She slipped away, right through my fingers I watched her and was powerless to stop it.
She poured through my hands as if water to the sands I couldnt retrieve a single grain from where she left her vibrant stain
She was, or so I thought, a way out of this dismal place Now here I sit longing to run my fingers lovingly down her face
She sits there now, far away, across the room deepening my gloom I reach for her from afar to feel her arms save me from terrible doom
I watched her slip away and vainly wished her stay, in fact I even begged. Nothing, not a grin or glance or stair or inclining of a care.
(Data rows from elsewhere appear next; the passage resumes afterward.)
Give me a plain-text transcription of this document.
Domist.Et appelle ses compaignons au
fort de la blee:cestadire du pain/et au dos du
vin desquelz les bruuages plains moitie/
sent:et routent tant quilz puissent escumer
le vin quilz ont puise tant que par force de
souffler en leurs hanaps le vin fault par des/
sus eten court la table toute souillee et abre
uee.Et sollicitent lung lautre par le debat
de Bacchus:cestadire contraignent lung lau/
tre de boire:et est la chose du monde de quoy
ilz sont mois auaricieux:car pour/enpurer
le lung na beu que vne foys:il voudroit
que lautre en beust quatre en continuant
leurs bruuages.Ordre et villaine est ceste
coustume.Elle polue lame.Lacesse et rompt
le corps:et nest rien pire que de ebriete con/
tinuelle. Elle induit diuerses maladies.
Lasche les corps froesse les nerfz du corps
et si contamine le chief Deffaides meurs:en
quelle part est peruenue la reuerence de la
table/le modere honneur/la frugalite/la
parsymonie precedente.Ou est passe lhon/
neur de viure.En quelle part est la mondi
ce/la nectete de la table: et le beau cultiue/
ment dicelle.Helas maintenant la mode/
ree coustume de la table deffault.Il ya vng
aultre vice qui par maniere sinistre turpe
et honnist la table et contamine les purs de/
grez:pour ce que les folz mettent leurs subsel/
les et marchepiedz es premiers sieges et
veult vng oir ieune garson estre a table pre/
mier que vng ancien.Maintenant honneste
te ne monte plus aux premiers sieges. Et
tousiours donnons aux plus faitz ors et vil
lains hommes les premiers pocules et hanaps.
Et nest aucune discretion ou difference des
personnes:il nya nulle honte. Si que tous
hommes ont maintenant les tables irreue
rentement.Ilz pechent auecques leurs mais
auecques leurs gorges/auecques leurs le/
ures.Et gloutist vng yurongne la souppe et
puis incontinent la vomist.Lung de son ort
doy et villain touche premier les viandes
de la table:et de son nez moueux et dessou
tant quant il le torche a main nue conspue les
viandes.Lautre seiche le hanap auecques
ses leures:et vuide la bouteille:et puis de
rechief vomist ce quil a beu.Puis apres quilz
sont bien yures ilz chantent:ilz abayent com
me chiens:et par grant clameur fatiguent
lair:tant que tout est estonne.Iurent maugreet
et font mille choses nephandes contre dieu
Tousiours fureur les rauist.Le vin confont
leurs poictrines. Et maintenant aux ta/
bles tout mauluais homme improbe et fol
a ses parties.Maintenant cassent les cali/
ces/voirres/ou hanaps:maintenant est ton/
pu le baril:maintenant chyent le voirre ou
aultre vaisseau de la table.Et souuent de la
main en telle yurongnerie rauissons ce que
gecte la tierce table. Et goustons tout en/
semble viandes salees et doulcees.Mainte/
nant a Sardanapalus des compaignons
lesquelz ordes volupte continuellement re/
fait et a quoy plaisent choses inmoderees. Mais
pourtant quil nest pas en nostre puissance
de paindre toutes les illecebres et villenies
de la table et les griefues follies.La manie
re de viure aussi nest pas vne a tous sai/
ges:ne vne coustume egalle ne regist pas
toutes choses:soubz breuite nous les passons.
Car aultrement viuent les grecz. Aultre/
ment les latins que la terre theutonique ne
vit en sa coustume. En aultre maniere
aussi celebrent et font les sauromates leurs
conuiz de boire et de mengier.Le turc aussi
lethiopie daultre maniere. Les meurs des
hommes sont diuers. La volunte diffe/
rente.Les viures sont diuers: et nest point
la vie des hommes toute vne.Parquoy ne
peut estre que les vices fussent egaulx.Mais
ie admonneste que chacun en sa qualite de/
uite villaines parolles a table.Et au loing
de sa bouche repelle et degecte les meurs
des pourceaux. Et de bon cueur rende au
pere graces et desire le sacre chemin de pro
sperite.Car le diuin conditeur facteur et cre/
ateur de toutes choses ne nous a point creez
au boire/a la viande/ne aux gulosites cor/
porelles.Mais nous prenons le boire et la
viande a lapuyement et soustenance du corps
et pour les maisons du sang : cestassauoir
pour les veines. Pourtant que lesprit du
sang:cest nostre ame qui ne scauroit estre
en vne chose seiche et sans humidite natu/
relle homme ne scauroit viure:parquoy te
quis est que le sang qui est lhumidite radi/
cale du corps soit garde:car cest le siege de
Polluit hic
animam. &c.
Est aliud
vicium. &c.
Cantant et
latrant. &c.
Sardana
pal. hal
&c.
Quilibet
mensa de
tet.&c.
I sit here more confused and feeling somewhat used, knowing that I cant have whats being sought by the bleeding ***** on the floor under the boards creaking and groaning. Its all I hear, the constant fear, that she will leave. My heart on sleeve is waring out its welcome kept so I dont pout.
I watched her slip away, the sand simply moved to swiftly for me to keep pace. I could not see past the feeling in me to simply watch her walk away and always in my heart stay. So I reach for her hand In hopes that she will take my heart instead, but I must have hit my head, cause Im fuzzy inside but heavy and insecure.
I want her for my own but her I can not have for her affections are not just to me but to another whom I see as a brother to the likes of me. Now I find myself in the same boat I was in as a knee high to a grasshopper, loosing what I want too a longer time from start and Im trying not to fall apart.